Cataract surgery when indicated

The focus remains on managing symptoms, preventing complications, and maintaining quality of life while research continues into potential disease-modifying treatments.​​​​​​​​​​​​​​​​

The skin ulcers that accompany WS can be treated with topical treatments for minor ulcers, but are not effective in preventing new ulcers from occurring.

In the most severe cases, surgery may be required to implant a skin graft or amputate a limb if necessary.

Diseases commonly associated with WS such as diabetes and cancer are treated in generally the same ways as they would be for a non-Werner syndrome individual.
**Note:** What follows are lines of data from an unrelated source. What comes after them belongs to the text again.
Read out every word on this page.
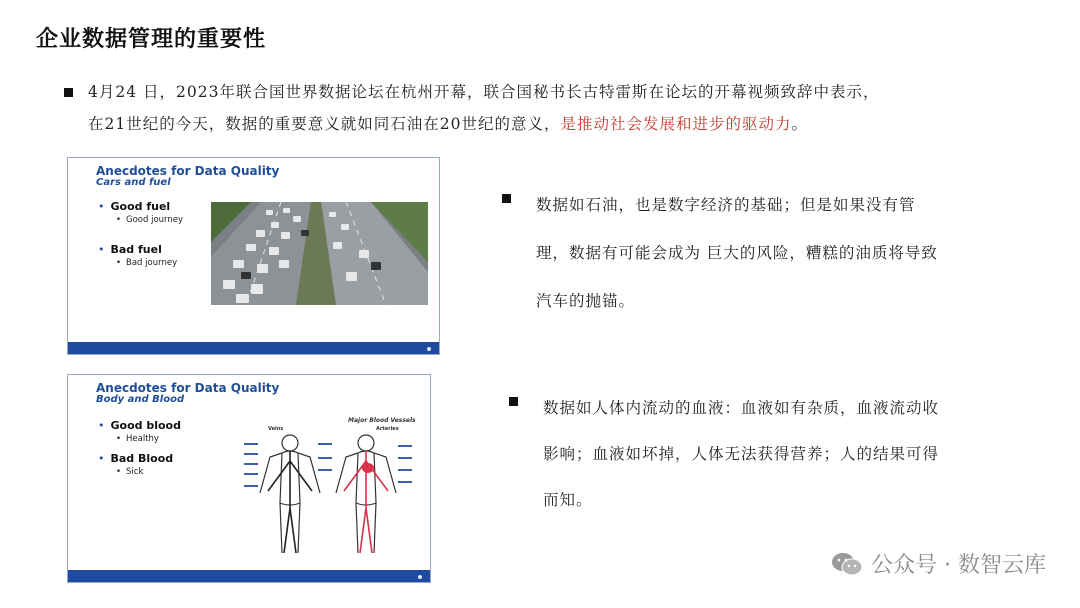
企业数据管理的重要性
4月24 日，2023年联合国世界数据论坛在杭州开幕，联合国秘书长古特雷斯在论坛的开幕视频致辞中表示，
在21世纪的今天，数据的重要意义就如同石油在20世纪的意义，是推动社会发展和进步的驱动力。
Anecdotes for Data Quality
Cars and fuel
• Good fuel
• Good journey
• Bad fuel
• Bad journey
数据如石油，也是数字经济的基础；但是如果没有管
理，数据有可能会成为 巨大的风险，糟糕的油质将导致
汽车的抛锚。
Anecdotes for Data Quality
Body and Blood
• Good blood
• Healthy
• Bad Blood
• Sick
Major Blood Vessels
Veins	Arteries
数据如人体内流动的血液：血液如有杂质，血液流动收
影响；血液如坏掉，人体无法获得营养；人的结果可得
而知。
公众号 · 数智云库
Diet and exercise can help prevent and control arteriosclerosis, and regular cancer screenings can allow for early detection of cancer.

Supplementation of vitamin C is suspected to be beneficial in the treatment of WS.

The premature aging displayed in WS is not the same, on a cellular level, as normal aging.

Lonafarnib marketed as Zokinvy, prevents the accumulation of a structural proteins as defective progeria.
 This protein buildup accelerates cardiovascular disease and children with progeria do not survive past the age of 13 years as a result.
After the first three years of treatment patients on this drug lived in average of three months longer than untreated patients, and after 11 years follow-up treated patients lived an average of 2.5 years longer than untreated patients.
Most common adverse reactions with Lonafarnib were vomiting, diarrhea, infection, nausea, decreased appetite, and fatigue.
DNA editing with CRISPR-Cas9 is under investigation.